Kenya: We did not deliver, says commissioner of NLC

As the seven-year term of the current National Land Commission (NLC) comes to an end on February 19, a commissioner has returned a stinging verdict on its performance.

“We must apologise to Kenyans for not standing up to stop some things that should never have been done in the name of the NLC,” commissioner Abdukadir Khalif said in an interview.

The surveyor said the team also owes Kenyans an apology for unmet expectations and for which there was no valid reason, adding that the next commission should get its priorities right to serve Wanjiku, and avoid the mistakes of his team.

Khalif regrets that the NLC was distracted and ultimately failed to achieve its goal to make land transactions simple and efficient with service centres close to citizens.

“Top among these was to stop punishing Wanjiku with tedious and costly journeys to Nairobi for opaque land transactions, and instead devolve functions and processes to the counties. We failed. All key processes are still centralised in Nairobi,” he said.

The policy to devolve land administration and management processes to the counties, to ease the burden, costs and time taken in searches, authentication and approval of documents anticipated to come with unbundling the central registry to county centres was stalled, and remains as it was before the NLC was set up.

Rampant cases of missing files, multiple registration of parcels of land, an opaque regulations regime, and yet-to-be-settled jurisdictional disputes between the NLC and the ministry are still rife.


This has left citizens, investors and players in the land sector including banks and professionals in a permanent state of abeyance in the absence of clarity about who between the commission and the ministry was the final authority on some key processes like extension and renewal of expired lease titles.

“The policy expected NLC would set up simple and efficient service centres at the county level. The ministry remains captive to a cabal of staff from the past and who have been hostile to NLC and stalled efforts to offload their previous functions to the counties as required by the law,” he said.
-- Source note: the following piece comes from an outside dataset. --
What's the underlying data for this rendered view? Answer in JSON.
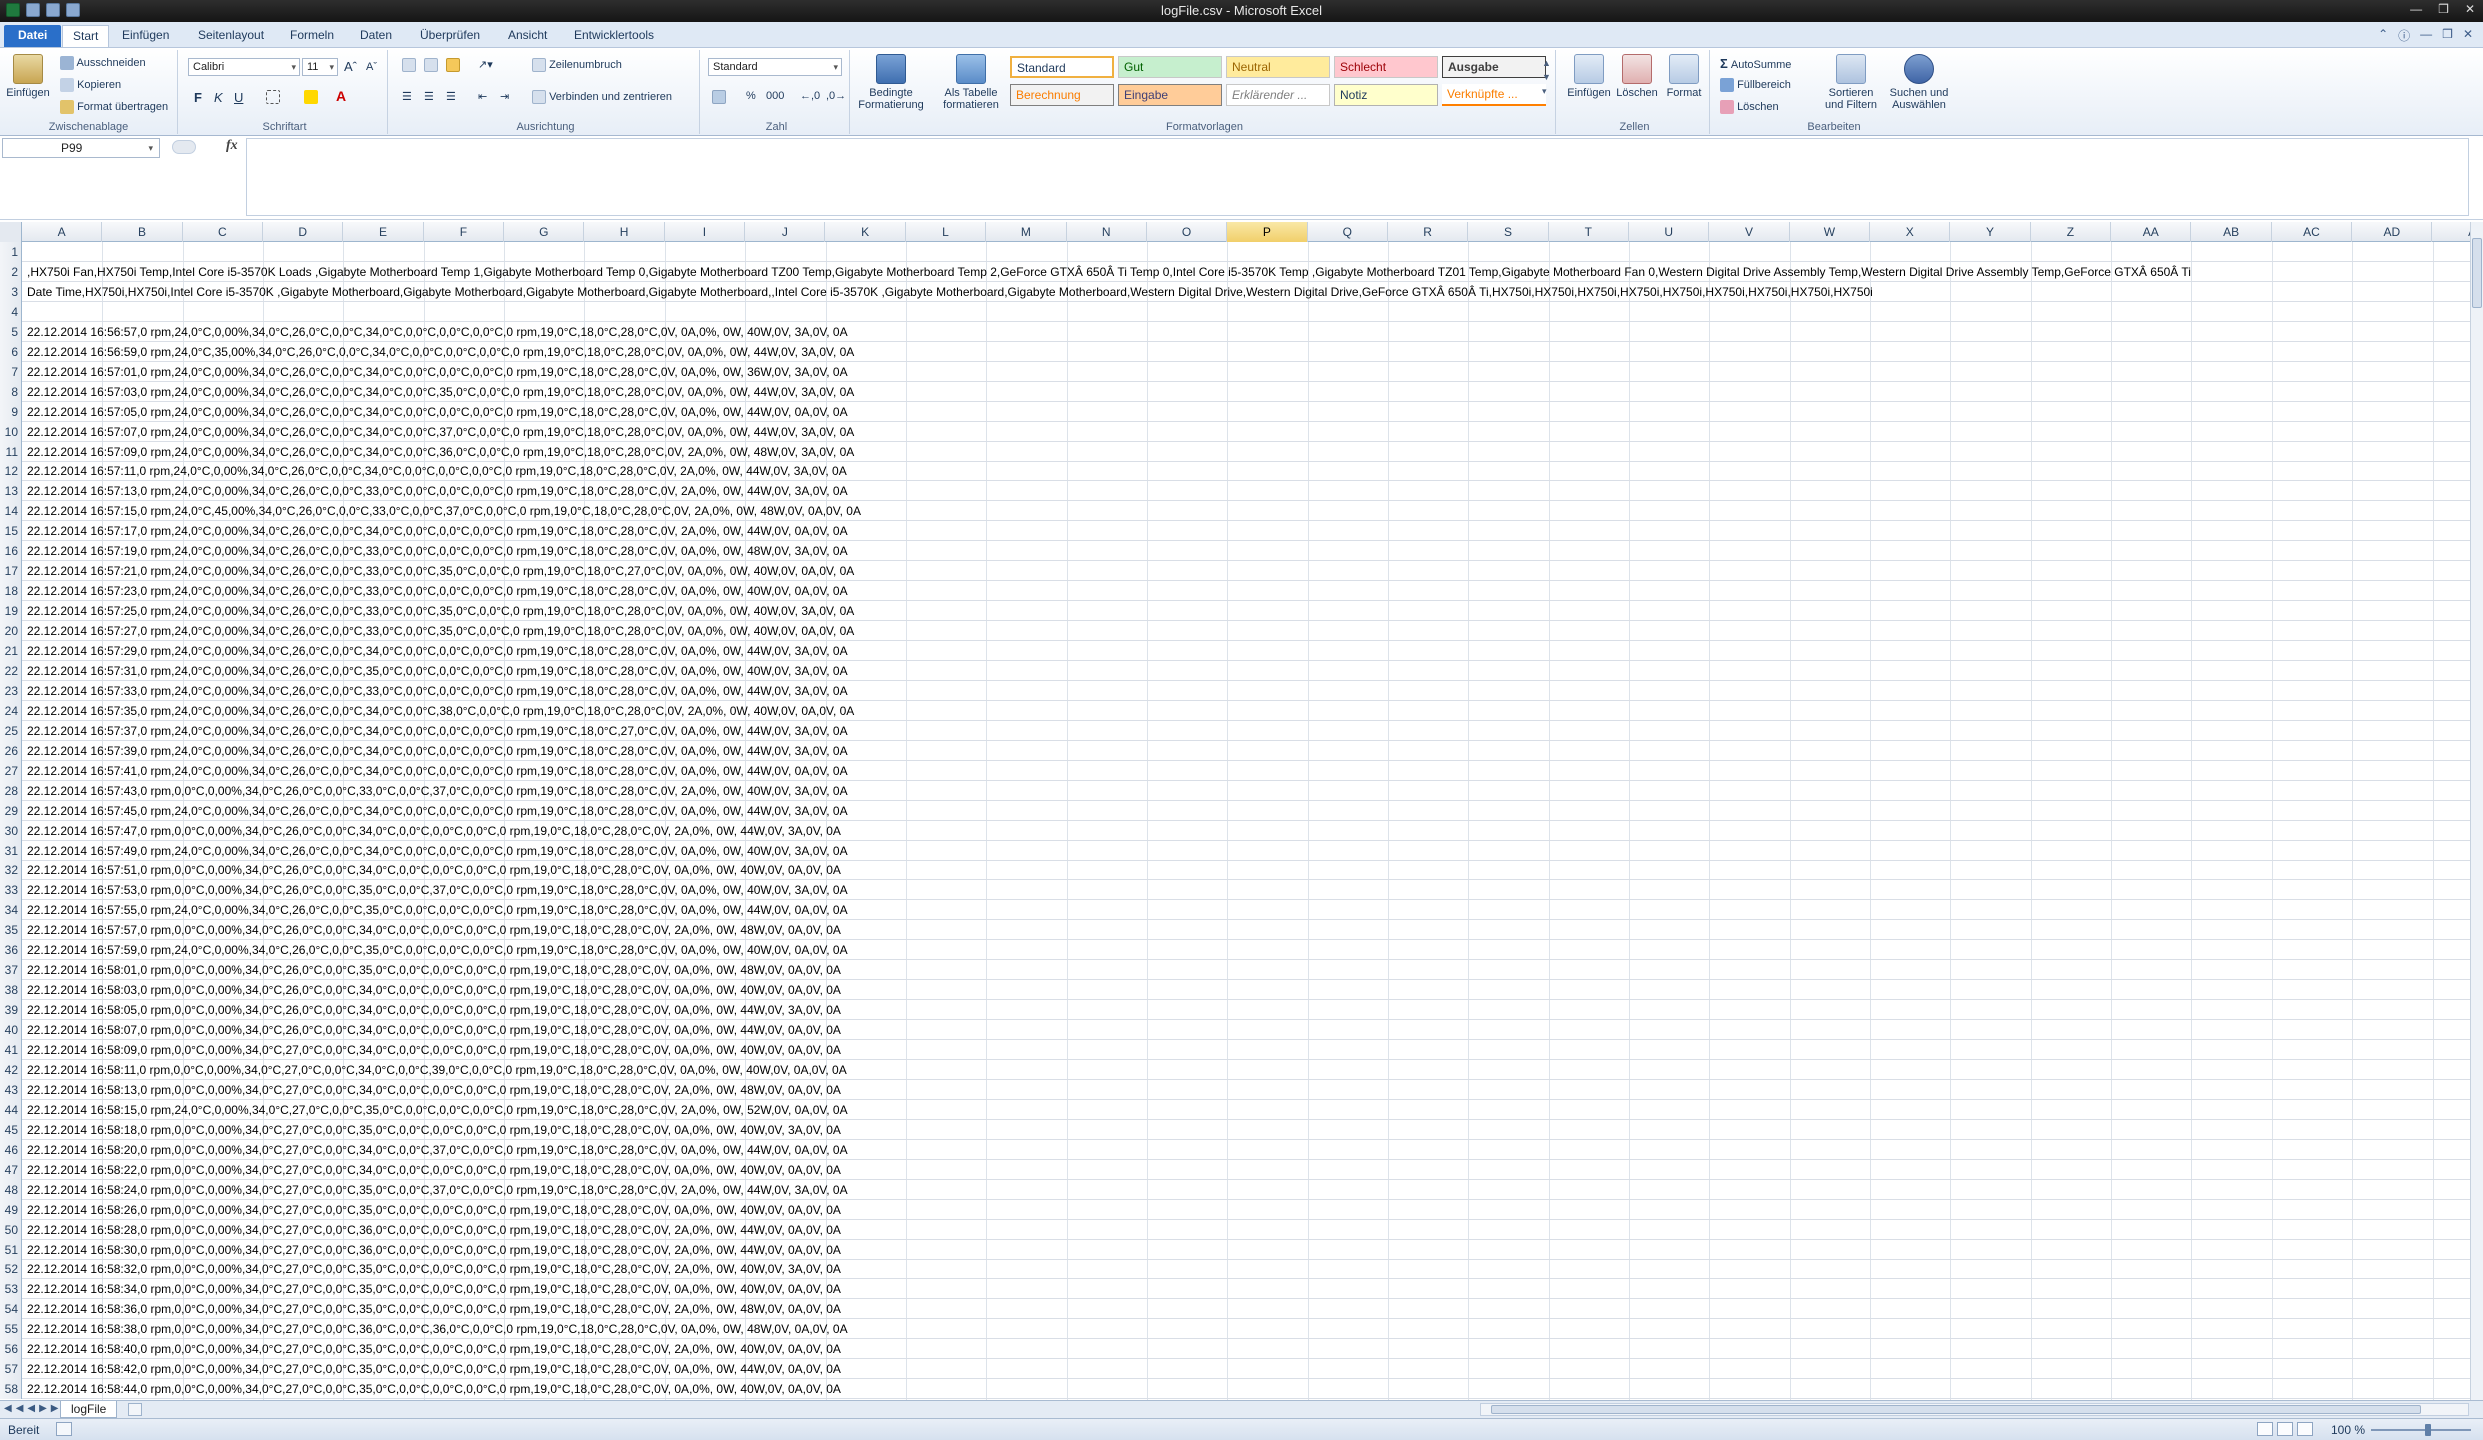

In the end, rather than cede to NLC operational functions performed by the ministry under the old legal regime, the Ministry continued to function as if NLC did not exist, while NLC proceeded to set up structures to perform as mandated by the law, a scenario that resulted in two parallel administrations, that mirror each other, at Ardhi House and at the NLC.

Disputes over access to physical space, registry, and disputes over whose signature and seal had the force of the law would spill into the streets and courtrooms, sowing confusion, with both the ministry and the NLC gazetting two parallel lease renewal and extension forms at one point, one signed by the chief registrar and another by the NLC chair, with both claiming legitimacy in law.

Mr Khalif said the commission sought to re-invent the wheel and wasted crucial time, while lots of its work had already been documented by past commissions and taskforces.


He now says NLC could have done more had it implemented past recommendations like those from the Ndung’u Commission of Inquiry of irregular and allocations (2004).

“It was a major oversight to have ignored the recommendations made by the Ndung’u report and the Njonjo Report on land reforms and list of public assets marked for recovery in those reports.

We should have applied for timeline extensions to accomplish one of our foundational mandates,” Khalif said.

He accused Ardhi House of ignoring recommendations the NLC made to the ministry on irregular land transactions.

“An example is the Karura forest in Nairobi, where individuals are still holding title deeds. The chief registrar at the Lands ministry is yet to expunge those title deeds from the records, despite recommendations by the NLC. Until the lands registrar acts, the forest land remains at risk of conversion by title holders,” he warned.’